Evet, somut kanıtlar olmadan konuşmamalı.

– Siz Karatay’ın şeker yükleme testine karşı çıkmasını da eleştiriyorsunuz değil mi?

“Şeker yükleme testini yaptıranların çocukları şeker hastası olur, kalbi delik olur” diyorsanız, bunu kanıtlamanız lazım. Tıpta gelişigüzel konuşma hakkınız yok. İnsan hayatıyla ilişkili olarak karar veren ve daha sonra hesap sorulmayan mesleklerden biri hâkimlik, diğeri de hekimlik. Bir hasta, gelip sizi bir otorite olarak aldığı zaman, ağzınızdan çıkacak her kelimeyi izler. Söylediğiniz bir kelimeye takılır, sabaha kadar uyumaz. Canan Hoca’nın, glikoz tolerans testi yapılmış annelerin çocuklarının verilen glikoza bağlı olarak diyabet olduğuna dair kendi klinik araştırmasını ya da literatüre ilişkin araştırmasını bekliyorum. Baktım ama bulamadım.

– Ama Karatay depresyon ilaçlarının aşırı yaygınlaşmasını eleştirmekte haklı değil mi?

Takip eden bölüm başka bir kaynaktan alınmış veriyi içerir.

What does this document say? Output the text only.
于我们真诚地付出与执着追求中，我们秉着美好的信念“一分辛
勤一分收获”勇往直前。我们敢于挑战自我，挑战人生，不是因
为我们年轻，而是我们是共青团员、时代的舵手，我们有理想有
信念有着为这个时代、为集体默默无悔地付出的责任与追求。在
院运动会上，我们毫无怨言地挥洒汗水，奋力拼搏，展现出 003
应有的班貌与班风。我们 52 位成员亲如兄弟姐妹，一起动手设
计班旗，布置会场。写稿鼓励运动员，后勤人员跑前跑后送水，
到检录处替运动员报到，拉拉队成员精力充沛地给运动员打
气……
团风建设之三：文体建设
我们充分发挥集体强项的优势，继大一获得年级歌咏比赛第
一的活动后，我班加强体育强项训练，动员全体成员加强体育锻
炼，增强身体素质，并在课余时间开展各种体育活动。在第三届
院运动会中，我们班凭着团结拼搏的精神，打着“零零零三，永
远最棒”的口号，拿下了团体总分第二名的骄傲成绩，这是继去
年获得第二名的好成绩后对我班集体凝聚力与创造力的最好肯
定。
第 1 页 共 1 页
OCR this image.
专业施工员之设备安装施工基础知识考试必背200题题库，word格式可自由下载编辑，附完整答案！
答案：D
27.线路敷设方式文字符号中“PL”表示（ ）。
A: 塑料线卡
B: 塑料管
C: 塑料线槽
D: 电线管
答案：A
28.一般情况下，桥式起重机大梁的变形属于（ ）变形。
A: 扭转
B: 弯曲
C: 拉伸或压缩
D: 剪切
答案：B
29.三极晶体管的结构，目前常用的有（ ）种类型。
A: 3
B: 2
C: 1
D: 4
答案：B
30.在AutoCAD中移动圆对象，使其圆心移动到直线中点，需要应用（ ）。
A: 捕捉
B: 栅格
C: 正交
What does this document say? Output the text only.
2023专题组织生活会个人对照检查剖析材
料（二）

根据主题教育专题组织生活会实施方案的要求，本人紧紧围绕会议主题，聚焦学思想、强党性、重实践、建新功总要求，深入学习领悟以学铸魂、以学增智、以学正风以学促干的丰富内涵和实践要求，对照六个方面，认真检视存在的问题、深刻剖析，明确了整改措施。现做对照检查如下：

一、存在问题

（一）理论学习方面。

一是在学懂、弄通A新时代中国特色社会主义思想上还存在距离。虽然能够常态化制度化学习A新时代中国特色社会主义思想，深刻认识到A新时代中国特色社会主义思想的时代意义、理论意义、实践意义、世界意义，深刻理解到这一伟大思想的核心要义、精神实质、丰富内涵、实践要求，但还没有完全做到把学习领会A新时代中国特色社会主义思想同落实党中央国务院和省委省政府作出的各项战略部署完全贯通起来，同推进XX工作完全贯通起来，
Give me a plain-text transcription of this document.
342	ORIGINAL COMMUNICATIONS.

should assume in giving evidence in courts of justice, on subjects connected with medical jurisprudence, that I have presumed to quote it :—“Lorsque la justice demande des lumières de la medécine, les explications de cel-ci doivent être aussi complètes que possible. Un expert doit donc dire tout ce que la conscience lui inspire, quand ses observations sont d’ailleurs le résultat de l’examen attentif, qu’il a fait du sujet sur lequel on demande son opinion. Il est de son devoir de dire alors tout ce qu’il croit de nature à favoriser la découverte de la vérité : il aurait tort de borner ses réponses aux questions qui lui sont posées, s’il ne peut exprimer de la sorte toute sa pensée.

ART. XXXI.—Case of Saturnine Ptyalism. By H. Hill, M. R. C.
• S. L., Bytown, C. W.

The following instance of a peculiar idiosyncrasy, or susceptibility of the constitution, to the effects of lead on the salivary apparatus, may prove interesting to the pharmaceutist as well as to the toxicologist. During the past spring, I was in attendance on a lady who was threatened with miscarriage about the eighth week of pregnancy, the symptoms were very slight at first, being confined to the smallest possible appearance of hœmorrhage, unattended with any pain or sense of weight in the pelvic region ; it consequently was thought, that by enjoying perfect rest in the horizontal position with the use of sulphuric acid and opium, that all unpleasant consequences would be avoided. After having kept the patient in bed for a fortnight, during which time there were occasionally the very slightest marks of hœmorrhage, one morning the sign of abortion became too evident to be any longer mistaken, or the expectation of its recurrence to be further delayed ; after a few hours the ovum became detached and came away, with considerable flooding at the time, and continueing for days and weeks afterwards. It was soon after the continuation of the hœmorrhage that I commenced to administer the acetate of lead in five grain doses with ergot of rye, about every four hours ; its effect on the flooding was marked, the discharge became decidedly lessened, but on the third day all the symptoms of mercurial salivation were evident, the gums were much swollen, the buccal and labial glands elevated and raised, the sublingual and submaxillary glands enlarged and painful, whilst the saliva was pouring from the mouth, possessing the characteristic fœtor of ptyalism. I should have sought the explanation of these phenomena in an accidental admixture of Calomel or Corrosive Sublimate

Depresyon ilaç tüketiminin aşırı olduğuna katılıyorum. Bunun temel nedeni, gelişen teknolojinin insanlara getirdiği yeni hayat modeli. İnsanlar artık çok daha uzun saatler çalışıyor, daha uzun süre kapalı ortamlarda kalıyor, daha hareketsiz ve daha stresli. Mesaj-mail trafiği de düşük yoğunluklu stresi tüm güne yaydı. İnsanlar artık sürekli çalışan, sürekli izlenen ve sürekli uyarı ve emirlerle sürekli yönetilen modern köleler haline geldi ve tüm toplumlarda depresyon patladı. İlaç kullanımı da arttı. Ancak bu durum tek başına bu kadar aşırı ilaç kullanımını izah etmez. Sorunu psikoterapik rehabilitasyonlarla çözümlenebilecek birçok insan hemen ilaca yönlendiriliyor. Aşırı miktarda gereksiz, indikasyonsuz ilaç tüketimi var. Bu ilaçlar duyguları etkileyen ilaçlar, stres ve üzüntüleri azaltırken sevinç ve mutlulukları da buduyor. Çalışma koşullarının biraz daha düzeltilmesi, işyerlerinde çalışana psikolojik danışmanlık sağlanması gibi önlemler, sorunların çözümünde çok önemli rol oynayabilir.